Ground water in such locales pumped by wells would support a fraction of the homes.
And let’s not forget the hot Santa Ana and Diablo winds existed long before anyone coined the term “global warming.”
Add urbanization, toss in nature as far as wind patterns go, and mix in steep rolling terrain with a super-sized amount of fuel to feed an inferno thanks to modern fire practices and you have the reason why wildfires are growing in size and numbers.
Fire science has evolved to the point the fallacy of aggressively snuffing out every wild fire has been proven to be a strategic mistake of epic proportions. It is why prescribed burns now take place on a routine basis in the Stanislaus National Forest and Yosemite National Park.
So how is the State of California responding to prevent future Napa Valley and Oakland Hills, and even Rim Fire conflagrations? The state Air Resources Control Board is pushing to accelerate the reduction rate of carbon emissions by 100 percent. The state goes about cutting carbon emissions by imposing fees and hidden taxes on a wide variety of things such as gasoline.
What will this accomplish? Not much except to make living in California even more expensive. Back in 2015 various studies commissioned by the state and independent sources credited the cap-and-trade effort for reducing carbon emissions by three-tenths of a percent. By comparison wildfires that year, based on a study by the Carbon Balance & Management journal, found wildfires accounted for 6 percent of the state’s carbon emissions.
Cap and trade policies aren’t going to do much to reduce wildfires except burn through money the state siphons from Californians through hidden taxes at the pump and other stealth means where the government assessments are collapsed into the price of a product.
What will reduce the potential for massive wildfires is realistic development standards and pro-active fire management.

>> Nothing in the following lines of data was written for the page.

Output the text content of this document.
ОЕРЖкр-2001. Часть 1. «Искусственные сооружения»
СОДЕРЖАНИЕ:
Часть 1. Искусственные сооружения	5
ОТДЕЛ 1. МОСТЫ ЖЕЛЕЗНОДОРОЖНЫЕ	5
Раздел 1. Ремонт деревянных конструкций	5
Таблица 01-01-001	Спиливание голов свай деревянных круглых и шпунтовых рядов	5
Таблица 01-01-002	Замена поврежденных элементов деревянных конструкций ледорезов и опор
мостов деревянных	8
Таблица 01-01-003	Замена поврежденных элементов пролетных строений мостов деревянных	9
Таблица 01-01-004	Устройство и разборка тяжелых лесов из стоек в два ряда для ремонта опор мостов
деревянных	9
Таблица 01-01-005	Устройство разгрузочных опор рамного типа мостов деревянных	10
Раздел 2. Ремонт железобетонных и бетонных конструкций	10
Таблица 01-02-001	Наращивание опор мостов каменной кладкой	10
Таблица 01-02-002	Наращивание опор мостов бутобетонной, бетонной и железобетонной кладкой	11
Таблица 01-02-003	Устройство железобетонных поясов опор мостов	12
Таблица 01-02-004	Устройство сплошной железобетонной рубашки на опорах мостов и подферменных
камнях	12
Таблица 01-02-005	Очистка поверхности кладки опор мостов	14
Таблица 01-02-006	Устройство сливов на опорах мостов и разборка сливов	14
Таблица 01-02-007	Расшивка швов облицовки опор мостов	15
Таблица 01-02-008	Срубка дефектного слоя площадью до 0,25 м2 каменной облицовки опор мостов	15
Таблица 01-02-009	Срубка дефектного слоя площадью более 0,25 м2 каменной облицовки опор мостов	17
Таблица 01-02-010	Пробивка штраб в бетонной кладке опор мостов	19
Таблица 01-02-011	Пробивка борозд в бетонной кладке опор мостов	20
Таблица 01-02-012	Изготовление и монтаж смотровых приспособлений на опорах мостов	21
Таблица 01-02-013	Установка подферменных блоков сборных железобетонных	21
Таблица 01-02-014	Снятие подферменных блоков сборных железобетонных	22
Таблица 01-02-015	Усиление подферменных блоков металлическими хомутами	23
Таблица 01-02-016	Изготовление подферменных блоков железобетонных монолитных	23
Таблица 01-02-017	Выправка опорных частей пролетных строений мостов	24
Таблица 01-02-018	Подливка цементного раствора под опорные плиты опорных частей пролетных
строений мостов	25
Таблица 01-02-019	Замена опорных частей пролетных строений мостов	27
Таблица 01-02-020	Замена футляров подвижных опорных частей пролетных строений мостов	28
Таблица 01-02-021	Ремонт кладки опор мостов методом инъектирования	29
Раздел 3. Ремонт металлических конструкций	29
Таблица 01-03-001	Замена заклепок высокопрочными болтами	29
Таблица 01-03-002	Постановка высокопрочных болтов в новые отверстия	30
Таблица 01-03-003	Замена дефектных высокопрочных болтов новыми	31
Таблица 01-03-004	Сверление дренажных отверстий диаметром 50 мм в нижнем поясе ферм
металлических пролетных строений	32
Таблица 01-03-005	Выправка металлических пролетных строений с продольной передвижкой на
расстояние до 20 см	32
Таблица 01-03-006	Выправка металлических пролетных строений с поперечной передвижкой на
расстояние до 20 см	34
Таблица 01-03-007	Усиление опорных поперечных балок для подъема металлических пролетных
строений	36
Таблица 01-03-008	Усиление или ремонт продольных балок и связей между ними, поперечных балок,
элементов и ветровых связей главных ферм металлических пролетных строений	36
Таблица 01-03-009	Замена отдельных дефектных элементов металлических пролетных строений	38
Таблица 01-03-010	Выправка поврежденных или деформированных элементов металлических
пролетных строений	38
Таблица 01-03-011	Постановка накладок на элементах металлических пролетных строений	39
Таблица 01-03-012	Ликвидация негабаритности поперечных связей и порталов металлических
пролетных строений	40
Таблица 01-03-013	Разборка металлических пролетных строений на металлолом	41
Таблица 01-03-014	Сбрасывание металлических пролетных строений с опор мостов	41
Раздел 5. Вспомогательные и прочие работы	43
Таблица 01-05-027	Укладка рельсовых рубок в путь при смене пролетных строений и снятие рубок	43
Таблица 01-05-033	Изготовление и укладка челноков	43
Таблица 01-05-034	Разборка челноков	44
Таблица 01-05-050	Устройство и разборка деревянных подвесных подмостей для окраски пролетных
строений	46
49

That is where cap-and-trade money should be spent and not on subsidizing electric cars for people who can afford to plunk down $75,000 a pop.
But why fine tune what we are doing when you can expand what is turning into a politically correct crusade to justify taking more money from Californians to feed the climate change hysteria.
Why should this concern you if you reside in Manteca, Ripon, Turlock, Lathrop, Ceres, or any other valley town that is highly unlikely to suffer a fire on the scale Napa Valley did?
You’ll find the answer in 2018 when your homeowner’s insurance policy comes up for renewal.
That’s because higher premiums is what we’ll be paying while Sacramento fiddles with climate change instead of zeroing in on boring stuff like reducing fire risk.